Although the modern lithium-ion battery is four times better than the old lead-acid battery, gasoline holds 80 times the energy density. The great lithium battery in your cell phone weighs less than an ounce while the Tesla battery weighs 1,000 pounds. And what do we get for this huge cost and weight? We get a car that is far less convenient and less useful than cars powered by internal combustion engines. Bryan Leyland explained why:
 
“When the Model T came out, it was a dramatic improvement on the horse and cart. The electric car is a step backward into the equivalence of an ordinary car with a tiny petrol tank that takes half an hour to fill. It offers nothing in the way of convenience or extra facilities.”
 
OUR CONCLUSION
 
The electric automobile will always be around in a niche market likely never exceeding 10 percent of the cars on the road.
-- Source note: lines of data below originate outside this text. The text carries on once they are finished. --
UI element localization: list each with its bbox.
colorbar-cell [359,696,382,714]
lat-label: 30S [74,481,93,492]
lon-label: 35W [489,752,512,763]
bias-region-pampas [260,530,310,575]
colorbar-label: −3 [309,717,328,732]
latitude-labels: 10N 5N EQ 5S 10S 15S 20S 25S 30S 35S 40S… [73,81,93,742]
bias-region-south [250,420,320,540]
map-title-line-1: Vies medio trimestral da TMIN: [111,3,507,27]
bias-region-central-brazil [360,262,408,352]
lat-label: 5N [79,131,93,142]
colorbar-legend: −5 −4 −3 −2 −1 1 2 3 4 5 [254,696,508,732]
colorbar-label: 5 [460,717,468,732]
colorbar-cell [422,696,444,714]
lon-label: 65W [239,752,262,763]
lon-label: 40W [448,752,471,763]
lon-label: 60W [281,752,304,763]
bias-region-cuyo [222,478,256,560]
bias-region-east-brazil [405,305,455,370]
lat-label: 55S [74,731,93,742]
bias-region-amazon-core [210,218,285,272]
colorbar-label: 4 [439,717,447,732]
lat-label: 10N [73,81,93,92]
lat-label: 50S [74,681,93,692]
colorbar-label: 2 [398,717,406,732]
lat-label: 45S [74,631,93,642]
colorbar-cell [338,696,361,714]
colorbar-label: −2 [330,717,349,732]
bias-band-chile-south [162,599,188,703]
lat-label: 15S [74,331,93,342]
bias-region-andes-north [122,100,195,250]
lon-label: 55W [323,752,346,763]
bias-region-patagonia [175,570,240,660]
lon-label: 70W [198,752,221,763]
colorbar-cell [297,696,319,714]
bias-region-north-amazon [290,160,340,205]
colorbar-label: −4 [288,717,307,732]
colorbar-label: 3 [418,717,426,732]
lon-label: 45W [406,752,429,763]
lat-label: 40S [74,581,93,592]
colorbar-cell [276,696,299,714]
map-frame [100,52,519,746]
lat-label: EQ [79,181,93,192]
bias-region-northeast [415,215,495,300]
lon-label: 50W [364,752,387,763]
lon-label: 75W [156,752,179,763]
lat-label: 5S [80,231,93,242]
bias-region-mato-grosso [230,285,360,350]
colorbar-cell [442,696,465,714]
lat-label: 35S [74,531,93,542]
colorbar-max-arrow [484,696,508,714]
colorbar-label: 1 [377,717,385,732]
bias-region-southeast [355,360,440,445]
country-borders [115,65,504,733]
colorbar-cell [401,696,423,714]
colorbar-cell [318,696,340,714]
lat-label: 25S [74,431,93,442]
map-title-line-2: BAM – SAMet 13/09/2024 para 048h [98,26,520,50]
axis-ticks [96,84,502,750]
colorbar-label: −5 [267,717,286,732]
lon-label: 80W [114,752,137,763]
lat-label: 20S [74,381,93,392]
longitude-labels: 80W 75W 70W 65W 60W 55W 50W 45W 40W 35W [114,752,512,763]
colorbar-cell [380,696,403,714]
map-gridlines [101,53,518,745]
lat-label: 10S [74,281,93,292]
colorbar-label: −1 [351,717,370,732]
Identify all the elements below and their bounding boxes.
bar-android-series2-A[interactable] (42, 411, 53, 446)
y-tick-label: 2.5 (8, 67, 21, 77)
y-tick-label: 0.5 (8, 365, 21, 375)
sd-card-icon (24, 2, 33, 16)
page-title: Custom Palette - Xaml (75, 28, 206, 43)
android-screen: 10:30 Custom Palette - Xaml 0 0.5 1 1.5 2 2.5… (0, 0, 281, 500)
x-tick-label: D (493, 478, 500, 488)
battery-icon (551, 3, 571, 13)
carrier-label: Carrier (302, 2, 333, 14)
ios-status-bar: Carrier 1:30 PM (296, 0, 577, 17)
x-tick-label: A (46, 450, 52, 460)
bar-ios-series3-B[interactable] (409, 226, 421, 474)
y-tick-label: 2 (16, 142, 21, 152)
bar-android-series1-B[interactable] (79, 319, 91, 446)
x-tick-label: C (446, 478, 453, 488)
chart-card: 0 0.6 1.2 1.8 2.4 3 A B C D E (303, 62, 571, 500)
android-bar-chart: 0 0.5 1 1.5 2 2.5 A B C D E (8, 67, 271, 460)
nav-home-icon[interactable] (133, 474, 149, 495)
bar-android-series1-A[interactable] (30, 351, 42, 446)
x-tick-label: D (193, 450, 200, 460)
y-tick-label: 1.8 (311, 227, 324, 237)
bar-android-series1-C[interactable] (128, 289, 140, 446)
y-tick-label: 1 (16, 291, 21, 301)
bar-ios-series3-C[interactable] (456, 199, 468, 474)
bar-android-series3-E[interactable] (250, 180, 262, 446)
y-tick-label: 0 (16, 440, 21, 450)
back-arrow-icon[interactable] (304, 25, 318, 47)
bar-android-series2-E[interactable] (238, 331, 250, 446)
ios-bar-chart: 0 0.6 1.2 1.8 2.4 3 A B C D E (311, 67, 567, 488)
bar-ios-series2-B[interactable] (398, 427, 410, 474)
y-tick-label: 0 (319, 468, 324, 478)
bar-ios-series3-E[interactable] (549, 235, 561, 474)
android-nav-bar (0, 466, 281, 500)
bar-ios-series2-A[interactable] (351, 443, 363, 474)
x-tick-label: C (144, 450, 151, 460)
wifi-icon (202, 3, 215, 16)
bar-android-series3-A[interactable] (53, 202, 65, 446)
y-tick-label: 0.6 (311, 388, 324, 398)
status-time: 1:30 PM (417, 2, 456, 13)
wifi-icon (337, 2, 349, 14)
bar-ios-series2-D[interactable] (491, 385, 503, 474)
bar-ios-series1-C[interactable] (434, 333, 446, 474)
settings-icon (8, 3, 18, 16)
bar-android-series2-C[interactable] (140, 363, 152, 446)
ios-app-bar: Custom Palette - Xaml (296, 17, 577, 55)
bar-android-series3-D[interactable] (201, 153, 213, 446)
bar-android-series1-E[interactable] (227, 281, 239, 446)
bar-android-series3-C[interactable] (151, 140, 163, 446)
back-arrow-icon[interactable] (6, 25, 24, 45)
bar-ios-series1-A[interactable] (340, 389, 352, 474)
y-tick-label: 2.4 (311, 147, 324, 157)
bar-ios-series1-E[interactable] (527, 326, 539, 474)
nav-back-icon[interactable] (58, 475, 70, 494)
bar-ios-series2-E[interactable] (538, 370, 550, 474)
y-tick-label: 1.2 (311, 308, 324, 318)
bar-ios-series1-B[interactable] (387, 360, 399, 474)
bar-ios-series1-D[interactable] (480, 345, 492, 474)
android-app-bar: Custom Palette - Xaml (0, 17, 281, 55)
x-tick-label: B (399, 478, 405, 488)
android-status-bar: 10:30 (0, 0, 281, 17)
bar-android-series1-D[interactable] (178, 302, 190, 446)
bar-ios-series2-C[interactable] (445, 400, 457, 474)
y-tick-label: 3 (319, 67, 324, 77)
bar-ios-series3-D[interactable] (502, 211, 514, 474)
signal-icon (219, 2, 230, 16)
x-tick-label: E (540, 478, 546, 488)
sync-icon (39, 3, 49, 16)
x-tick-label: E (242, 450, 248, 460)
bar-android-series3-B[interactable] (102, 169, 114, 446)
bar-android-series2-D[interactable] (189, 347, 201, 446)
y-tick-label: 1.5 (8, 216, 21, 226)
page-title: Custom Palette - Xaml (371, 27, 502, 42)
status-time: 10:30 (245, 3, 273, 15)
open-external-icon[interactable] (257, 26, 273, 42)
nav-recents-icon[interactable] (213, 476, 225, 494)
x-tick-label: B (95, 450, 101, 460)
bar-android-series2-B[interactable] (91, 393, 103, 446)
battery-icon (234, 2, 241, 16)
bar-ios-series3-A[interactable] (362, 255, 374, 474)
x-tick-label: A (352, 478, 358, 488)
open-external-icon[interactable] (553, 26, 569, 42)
All automobile manufacturers are investing in their output and all will be disappointed in their sales. Perhaps they know this and will manufacture just what they know they can sell. This is certainly not what President Biden or California Governor Newsom are planning for.
 
However, for as long as the present government is in power, they will be pushing the electric car as another means to run our lives. We have a chance to tell them exactly what we think of their expensive and dangerous plans when we go to the polls in November of 2022.